By Karen Koenig

Wood & Wood Products catches up with Sauder Woodworking's Kevin Sauder to learn about his experiences in the industry and how he is applying them to the company's overall strategy.

Q: Sauder Woodworking is a family-owned business. Did you always envision having a career in the furniture industry? What steps led you to this point?

A: I was always interested in business and engineering, though I wasn’t certain I wanted to have a career at Sauder. I had a great experience working in computer systems and marketing for Northern Telecom (now Nortel) for three years after grad school. I could have been quite happy in the telecommunications industry, but in 1988 my dad presented an opportunity at Sauder that seemed very exciting.
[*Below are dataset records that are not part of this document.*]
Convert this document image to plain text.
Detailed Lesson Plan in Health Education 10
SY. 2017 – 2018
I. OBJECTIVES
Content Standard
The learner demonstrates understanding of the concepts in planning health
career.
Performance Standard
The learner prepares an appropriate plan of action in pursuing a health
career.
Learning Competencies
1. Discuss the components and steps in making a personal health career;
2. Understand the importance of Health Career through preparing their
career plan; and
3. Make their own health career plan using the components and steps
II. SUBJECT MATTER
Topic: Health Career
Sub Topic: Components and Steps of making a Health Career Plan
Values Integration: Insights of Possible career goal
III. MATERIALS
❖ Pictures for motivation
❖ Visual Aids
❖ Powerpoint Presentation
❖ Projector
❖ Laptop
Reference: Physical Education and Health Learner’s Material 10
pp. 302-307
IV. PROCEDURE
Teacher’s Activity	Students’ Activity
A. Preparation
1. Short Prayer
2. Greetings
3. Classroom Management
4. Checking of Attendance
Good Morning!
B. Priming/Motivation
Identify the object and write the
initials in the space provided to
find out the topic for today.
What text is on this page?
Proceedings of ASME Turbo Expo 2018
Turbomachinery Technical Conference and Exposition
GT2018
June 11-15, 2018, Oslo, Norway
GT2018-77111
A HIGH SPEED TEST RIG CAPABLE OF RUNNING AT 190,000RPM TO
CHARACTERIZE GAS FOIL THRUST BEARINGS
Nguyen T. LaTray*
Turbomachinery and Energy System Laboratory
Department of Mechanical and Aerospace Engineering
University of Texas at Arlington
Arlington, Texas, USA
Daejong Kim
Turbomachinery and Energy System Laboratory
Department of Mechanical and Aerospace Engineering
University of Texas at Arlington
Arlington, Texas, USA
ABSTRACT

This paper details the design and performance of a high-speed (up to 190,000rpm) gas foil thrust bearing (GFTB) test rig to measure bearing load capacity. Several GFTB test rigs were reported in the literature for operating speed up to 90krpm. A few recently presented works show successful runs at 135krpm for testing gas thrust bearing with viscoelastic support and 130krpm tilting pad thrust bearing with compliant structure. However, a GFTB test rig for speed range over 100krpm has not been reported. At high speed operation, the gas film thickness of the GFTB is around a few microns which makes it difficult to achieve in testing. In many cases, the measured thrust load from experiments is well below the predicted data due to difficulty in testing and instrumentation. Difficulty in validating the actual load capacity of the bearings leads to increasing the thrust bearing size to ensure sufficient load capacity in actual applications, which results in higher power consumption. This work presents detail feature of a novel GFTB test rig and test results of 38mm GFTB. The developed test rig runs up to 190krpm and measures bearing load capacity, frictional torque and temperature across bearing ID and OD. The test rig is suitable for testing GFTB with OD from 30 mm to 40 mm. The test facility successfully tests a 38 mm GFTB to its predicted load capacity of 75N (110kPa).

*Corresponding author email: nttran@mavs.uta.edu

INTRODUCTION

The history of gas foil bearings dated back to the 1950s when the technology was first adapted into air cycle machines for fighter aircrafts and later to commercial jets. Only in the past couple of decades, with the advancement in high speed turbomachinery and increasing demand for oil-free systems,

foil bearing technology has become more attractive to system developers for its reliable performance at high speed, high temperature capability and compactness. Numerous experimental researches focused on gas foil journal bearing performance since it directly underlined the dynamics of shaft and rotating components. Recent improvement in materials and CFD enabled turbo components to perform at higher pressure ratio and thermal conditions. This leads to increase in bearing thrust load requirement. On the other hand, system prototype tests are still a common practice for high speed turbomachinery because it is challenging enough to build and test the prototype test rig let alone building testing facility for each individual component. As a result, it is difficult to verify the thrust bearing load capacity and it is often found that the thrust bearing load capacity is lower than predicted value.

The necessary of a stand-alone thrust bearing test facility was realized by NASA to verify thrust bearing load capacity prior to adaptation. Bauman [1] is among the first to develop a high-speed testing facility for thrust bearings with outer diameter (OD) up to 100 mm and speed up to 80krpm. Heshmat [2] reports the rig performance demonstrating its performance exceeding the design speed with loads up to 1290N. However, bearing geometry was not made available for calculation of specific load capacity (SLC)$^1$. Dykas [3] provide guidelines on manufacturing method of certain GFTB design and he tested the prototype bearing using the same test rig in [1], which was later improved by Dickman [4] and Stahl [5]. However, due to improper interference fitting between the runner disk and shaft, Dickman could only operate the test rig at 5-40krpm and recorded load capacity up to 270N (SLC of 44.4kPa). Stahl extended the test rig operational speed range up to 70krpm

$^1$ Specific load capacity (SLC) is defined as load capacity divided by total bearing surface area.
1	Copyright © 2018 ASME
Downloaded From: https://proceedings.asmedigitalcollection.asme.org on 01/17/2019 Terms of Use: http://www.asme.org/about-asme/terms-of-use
He wanted me to focus on sales and marketing for the newly forming office superstore retail channel. I started selling to retailers like Office Depot when they had only 12 stores and I’ve enjoyed the journey ever since.

Q: What experiences have helped you to be successful?

A: I am better able to keep the current economic situation in perspective since I lived through the crazy RTA boom years in the late 80’s and the retrenching years since 2001. Also, raising two teenagers, including one with autism, has taught me patience and humility.

Q: What has been your proudest achievement as it relates to the industry?

A: Winning vendor of the year awards from many of our top customers like Wal-Mart, Office Depot, Target and Shopko. It tells me that our company has delivered on its promises of innovation, quality, sales performance and service.

Q: What has been your greatest challenge with regards to staying successful in the RTA industry, and how have you overcome/or are overcoming it?

A: The industry has changed dramatically in the last twenty years. Sauder experienced great growth and profitability in the 80's partly because we had little foreign competition, dozens of growing mass merchant retailers, and limited call for private-label and exclusive products. In recent years, we’ve had to adapt to fewer, more powerful retailers, aggressive foreign competition and more complex product lines. We succeeded by making strategic acquisitions, focusing on lean manufacturing, reducing costs, and improving merchandising and product development processes.

Q: What would you like to see President Obama do in his first year in office to help your company, and why?

A: I am hopeful that President Obama will guide an economic turnaround in late 2009, accelerate innovation, keep additional regulations and trade barriers to a minimum, and restore confidence in our public and private institutional leaders. (Maybe that’s asking too much, but it’s worth hoping for).

Q: What are your goals for Sauder Woodworking over the next five to 10 years?

A: I would like to see Sauder get its core RTA business back to a more sustainable level of profitability, address additional markets and product lines with innovative concepts, continue world-class manufacturing in Ohio, improve supply chain management and sourcing with Sauder Asia, and keep our employees, customers, shareholders, suppliers and communities proud of what we do.